Borëd Artist Spotlight | Lee Krasner
- Bored B.B
- Nov 10, 2021
- 3 min read

Lee Krasner’s career was often overshadowed by her role as supportive wife to Jackson Pollock. However, she deserves to be recognized as the trailblazing abstract expressionist that she was. The American artist painted with “controlled chaos,” resulting in works that can be characterized by her gestural style, innovative use of color, texture, and depiction.
Lee was a Scorpio born on October 27, 1908 in Brooklyn, New York, to a Russian Orthodox Jewish family. Krasner was the first in her family to be born in the United States, just nine months after her parents and older siblings emigrated due to growing anti-Semitic sentiment in Russia.

During high school, Krasner abandoned her given name "Lena" and took on the name "Lenore," inspired by the Edgar Allen Poe character.After graduation, Krasner attended the Cooper Union. She was very popular (though not necessarily academically successful) and was elected to various school offices. At Cooper Union, she changed her name once again, this time to Lee: an Americanized (and, notably, androgynous) version of her given Russian name.

In the late 1930s, Krasner took classes led by the expressionist painter and famed pedagogue Hans Hofmann. She was also an active member the Artists Union and American Abstract Artists, and her commitment to such activism continued throughout her life. In 1936, at an Artist Union dance, Krasner met Jackson Pollock, whom she would meet again several years later when they both exhibited their work in the same group exhibition. In 1942, the couple moved in together.


Krasner married the gifted, but troubled painter Jackson Pollock in 1945. Long overshadowed by Pollock, Krasner was actually an established abstract artist well before she met him. Fully engaged in the New York art scene of the ’30s and ’40s, she introduced Pollock to the artist Willem de Kooning and critic Clement Greenberg, among other key figures. In 1949 (the year he and Krasner married), Pollock was featured in Life Magazine under the title, “Is he the greatest living painter in the United States?”
During her time with Pollock at their home near Springs, Long Island, Krasner developed her Little Image paintings. Thickly painted with abstract symbols, these works are today considered among her most significant contributions to Abstract Expressionism. Krasner used an upstairs bedroom as her studio while Pollock worked in the barn. Both were known to work furiously, and would (when invited) visit each other's studios for advice and critique.

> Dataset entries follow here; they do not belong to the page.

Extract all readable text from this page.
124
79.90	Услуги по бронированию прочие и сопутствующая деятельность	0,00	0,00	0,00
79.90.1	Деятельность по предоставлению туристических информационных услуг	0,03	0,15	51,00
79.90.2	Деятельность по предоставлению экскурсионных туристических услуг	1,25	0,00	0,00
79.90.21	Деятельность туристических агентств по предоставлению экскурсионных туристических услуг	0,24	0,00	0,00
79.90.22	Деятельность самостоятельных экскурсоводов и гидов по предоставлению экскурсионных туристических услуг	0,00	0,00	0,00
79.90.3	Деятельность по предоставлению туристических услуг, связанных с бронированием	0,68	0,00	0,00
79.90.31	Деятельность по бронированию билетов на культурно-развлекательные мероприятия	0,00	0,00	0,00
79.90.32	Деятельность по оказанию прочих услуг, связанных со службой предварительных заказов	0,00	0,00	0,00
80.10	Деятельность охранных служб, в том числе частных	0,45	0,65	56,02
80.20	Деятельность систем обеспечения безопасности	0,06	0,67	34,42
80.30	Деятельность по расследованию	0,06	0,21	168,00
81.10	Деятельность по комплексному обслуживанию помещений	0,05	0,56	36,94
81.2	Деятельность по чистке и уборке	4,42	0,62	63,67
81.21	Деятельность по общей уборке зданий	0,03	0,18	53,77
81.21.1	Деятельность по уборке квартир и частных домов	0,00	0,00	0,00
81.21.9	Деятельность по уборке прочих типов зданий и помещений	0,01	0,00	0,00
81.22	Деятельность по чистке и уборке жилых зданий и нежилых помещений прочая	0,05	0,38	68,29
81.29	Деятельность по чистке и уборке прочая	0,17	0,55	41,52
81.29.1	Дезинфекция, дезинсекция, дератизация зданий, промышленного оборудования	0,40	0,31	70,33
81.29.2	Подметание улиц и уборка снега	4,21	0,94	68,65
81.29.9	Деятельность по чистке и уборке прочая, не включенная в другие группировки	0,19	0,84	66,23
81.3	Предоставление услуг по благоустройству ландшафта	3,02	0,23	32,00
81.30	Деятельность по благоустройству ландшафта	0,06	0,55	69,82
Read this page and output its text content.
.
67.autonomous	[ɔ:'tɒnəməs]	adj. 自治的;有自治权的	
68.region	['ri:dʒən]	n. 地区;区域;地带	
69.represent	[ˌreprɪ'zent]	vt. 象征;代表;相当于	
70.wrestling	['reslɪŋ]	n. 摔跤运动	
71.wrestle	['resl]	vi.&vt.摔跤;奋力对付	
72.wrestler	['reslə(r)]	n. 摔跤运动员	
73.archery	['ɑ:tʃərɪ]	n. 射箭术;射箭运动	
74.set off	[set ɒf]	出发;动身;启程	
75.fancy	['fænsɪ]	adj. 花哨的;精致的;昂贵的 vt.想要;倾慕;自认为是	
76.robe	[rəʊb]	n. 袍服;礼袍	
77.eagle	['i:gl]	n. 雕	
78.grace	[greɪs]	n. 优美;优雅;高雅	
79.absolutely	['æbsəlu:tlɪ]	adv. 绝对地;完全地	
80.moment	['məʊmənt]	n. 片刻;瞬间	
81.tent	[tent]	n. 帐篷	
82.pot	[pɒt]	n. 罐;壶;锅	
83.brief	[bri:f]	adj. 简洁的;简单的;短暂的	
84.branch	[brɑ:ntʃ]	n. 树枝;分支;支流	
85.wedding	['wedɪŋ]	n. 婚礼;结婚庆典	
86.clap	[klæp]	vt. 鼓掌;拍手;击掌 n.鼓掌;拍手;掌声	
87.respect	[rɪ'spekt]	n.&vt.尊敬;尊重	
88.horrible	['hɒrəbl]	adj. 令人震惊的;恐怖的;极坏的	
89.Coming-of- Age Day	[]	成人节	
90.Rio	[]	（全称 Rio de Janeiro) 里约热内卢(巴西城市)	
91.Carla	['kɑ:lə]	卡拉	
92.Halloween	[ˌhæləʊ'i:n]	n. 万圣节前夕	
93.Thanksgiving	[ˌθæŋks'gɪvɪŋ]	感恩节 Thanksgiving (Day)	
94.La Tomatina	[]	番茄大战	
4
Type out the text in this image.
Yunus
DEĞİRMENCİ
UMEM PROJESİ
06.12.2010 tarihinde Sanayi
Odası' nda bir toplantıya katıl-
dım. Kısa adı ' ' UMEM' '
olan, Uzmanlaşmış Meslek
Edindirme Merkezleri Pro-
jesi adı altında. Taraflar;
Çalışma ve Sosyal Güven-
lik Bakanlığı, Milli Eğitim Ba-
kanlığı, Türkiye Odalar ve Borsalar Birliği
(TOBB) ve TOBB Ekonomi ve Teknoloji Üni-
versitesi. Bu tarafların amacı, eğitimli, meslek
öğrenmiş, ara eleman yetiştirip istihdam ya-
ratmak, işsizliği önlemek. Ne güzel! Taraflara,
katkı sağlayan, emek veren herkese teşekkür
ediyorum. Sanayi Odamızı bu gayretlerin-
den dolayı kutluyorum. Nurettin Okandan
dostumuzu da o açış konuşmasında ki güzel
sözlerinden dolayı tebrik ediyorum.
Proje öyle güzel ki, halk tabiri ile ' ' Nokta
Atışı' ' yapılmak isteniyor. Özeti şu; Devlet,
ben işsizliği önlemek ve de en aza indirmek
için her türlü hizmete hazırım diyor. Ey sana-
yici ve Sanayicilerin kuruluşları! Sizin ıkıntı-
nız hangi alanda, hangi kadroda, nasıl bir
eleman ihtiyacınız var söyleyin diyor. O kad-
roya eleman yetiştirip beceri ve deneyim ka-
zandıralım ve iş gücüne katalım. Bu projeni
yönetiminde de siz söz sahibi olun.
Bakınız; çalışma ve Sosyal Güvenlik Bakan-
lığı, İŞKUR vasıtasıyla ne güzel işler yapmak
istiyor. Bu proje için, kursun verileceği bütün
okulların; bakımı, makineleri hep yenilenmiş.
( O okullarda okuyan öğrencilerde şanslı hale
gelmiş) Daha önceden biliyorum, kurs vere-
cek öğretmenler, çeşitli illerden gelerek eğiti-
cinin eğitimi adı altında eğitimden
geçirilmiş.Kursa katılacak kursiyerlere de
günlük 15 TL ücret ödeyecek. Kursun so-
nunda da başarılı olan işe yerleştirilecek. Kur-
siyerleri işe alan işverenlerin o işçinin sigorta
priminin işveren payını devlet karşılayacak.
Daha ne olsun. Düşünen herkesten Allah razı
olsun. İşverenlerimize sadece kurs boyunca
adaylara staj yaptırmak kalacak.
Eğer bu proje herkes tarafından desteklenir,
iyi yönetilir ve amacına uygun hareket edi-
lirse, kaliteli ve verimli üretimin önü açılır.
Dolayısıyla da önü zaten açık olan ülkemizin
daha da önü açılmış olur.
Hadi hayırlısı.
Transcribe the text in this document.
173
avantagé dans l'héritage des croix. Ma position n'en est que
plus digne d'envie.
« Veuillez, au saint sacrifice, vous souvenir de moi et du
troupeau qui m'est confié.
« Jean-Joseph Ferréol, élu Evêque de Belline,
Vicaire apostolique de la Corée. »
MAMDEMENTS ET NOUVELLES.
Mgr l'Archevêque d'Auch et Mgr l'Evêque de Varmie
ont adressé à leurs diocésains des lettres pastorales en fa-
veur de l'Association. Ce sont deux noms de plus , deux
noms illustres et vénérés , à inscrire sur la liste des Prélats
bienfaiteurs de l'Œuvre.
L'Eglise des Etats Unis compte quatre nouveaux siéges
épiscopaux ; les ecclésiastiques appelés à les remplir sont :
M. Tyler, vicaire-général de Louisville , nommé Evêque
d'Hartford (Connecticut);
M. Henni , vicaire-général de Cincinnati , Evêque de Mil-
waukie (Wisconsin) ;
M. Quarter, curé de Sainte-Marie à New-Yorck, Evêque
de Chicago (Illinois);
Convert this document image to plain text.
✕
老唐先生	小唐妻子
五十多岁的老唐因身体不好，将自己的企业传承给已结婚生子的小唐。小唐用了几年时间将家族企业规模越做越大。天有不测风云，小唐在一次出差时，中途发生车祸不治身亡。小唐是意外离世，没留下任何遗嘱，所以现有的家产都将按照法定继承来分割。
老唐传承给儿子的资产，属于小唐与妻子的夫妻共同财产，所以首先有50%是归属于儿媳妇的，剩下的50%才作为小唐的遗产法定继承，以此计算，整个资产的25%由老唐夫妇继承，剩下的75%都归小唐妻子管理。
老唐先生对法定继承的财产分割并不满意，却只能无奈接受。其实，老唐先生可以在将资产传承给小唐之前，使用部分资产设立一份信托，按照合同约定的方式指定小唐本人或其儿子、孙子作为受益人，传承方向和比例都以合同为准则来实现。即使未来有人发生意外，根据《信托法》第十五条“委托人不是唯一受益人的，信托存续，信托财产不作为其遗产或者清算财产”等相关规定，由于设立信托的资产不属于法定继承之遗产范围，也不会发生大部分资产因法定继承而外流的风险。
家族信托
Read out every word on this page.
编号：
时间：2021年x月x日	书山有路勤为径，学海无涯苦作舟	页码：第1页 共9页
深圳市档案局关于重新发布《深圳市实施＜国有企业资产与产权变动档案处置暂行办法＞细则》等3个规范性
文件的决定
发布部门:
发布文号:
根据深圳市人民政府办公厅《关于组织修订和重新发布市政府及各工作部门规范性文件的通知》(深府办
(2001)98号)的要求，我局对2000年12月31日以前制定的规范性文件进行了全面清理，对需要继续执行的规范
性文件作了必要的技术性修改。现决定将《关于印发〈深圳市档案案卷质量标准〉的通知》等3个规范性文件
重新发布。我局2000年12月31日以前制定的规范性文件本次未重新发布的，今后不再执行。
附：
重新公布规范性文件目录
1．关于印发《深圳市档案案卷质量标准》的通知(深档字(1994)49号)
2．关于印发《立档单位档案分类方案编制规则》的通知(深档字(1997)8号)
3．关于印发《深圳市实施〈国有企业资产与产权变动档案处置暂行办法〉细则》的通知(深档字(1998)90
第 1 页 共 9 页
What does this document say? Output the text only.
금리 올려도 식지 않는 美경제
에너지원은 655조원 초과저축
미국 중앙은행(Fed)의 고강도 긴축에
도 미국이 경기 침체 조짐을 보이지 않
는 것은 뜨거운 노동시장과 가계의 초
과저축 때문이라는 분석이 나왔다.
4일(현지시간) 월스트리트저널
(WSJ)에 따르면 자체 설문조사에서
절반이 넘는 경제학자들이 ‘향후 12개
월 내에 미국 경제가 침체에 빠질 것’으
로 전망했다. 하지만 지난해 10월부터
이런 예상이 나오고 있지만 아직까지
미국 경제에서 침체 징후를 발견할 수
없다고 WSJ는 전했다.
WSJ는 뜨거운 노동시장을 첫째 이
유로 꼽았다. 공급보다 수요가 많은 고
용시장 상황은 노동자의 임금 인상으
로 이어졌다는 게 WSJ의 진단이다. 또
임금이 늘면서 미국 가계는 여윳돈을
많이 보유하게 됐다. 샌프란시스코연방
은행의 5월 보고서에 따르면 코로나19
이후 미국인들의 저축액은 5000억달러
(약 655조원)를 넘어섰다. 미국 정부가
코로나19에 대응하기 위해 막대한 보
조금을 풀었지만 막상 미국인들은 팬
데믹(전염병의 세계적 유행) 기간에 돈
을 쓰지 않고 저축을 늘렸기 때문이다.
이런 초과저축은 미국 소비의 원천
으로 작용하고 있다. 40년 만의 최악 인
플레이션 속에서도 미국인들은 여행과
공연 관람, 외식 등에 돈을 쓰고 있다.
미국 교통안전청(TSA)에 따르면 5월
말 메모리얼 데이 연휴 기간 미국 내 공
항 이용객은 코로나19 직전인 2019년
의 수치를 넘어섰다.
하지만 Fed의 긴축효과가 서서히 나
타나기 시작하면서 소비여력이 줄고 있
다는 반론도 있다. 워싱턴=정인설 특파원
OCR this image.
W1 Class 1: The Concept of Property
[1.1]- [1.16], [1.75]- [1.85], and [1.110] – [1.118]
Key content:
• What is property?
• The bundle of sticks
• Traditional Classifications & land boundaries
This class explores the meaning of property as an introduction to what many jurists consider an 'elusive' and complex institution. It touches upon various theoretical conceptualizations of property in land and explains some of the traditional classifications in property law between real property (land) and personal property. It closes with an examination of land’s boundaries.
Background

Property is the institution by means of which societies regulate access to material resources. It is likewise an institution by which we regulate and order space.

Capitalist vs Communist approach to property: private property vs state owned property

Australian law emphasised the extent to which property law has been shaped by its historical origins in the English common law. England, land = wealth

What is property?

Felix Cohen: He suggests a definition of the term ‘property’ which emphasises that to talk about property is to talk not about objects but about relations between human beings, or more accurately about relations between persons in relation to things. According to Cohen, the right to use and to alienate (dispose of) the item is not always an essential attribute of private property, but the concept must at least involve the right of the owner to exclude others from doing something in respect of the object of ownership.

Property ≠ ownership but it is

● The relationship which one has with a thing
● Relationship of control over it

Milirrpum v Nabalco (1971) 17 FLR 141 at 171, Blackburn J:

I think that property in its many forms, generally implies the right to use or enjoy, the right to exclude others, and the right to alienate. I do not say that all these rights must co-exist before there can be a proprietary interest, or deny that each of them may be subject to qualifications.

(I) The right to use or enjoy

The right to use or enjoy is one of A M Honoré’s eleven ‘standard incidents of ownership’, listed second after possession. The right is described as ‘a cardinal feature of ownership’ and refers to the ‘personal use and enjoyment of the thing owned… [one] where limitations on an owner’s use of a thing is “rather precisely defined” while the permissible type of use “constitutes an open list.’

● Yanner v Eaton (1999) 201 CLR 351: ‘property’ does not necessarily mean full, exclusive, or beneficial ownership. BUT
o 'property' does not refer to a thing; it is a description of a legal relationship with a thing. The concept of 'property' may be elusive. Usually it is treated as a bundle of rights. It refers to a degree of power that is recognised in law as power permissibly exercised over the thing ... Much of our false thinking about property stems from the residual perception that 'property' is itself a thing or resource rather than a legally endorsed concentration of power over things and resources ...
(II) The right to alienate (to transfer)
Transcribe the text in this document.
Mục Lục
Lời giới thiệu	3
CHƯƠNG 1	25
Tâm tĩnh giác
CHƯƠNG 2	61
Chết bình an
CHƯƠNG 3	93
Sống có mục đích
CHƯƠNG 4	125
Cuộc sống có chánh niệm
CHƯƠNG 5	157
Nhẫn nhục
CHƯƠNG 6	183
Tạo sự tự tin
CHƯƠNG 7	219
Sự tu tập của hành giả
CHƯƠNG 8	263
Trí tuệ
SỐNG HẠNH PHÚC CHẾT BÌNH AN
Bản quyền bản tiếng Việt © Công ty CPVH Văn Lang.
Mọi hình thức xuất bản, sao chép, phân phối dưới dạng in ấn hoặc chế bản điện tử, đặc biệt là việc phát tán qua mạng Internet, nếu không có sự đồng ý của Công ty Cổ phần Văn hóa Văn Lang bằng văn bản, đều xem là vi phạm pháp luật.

In 1956, their marriage ended with a tragic story. Krasner was away in Europe, and Pollock was driving under the influence of alcohol with his mistress and another passenger. Pollock crashed his car, killing himself and the other passenger (though sparing the life of his mistress). Krasner was bereft at losing her husband, and ultimately channeled this emotion into her work.


In 1965, she had her first solo exhibition at Whitechapel Gallery in London, and in 1975, at the Whitney Museum of American Art. She experienced a surge of interest in her work in the 1970s, as the feminist movement was eager to reclaim art history’s lost women. She died at age 75 in 1984, just a few months before her retrospective opened at the Museum of Modern Art Her legacy lives on at the Pollock-Krasner House and Study Center at Stony Brook University.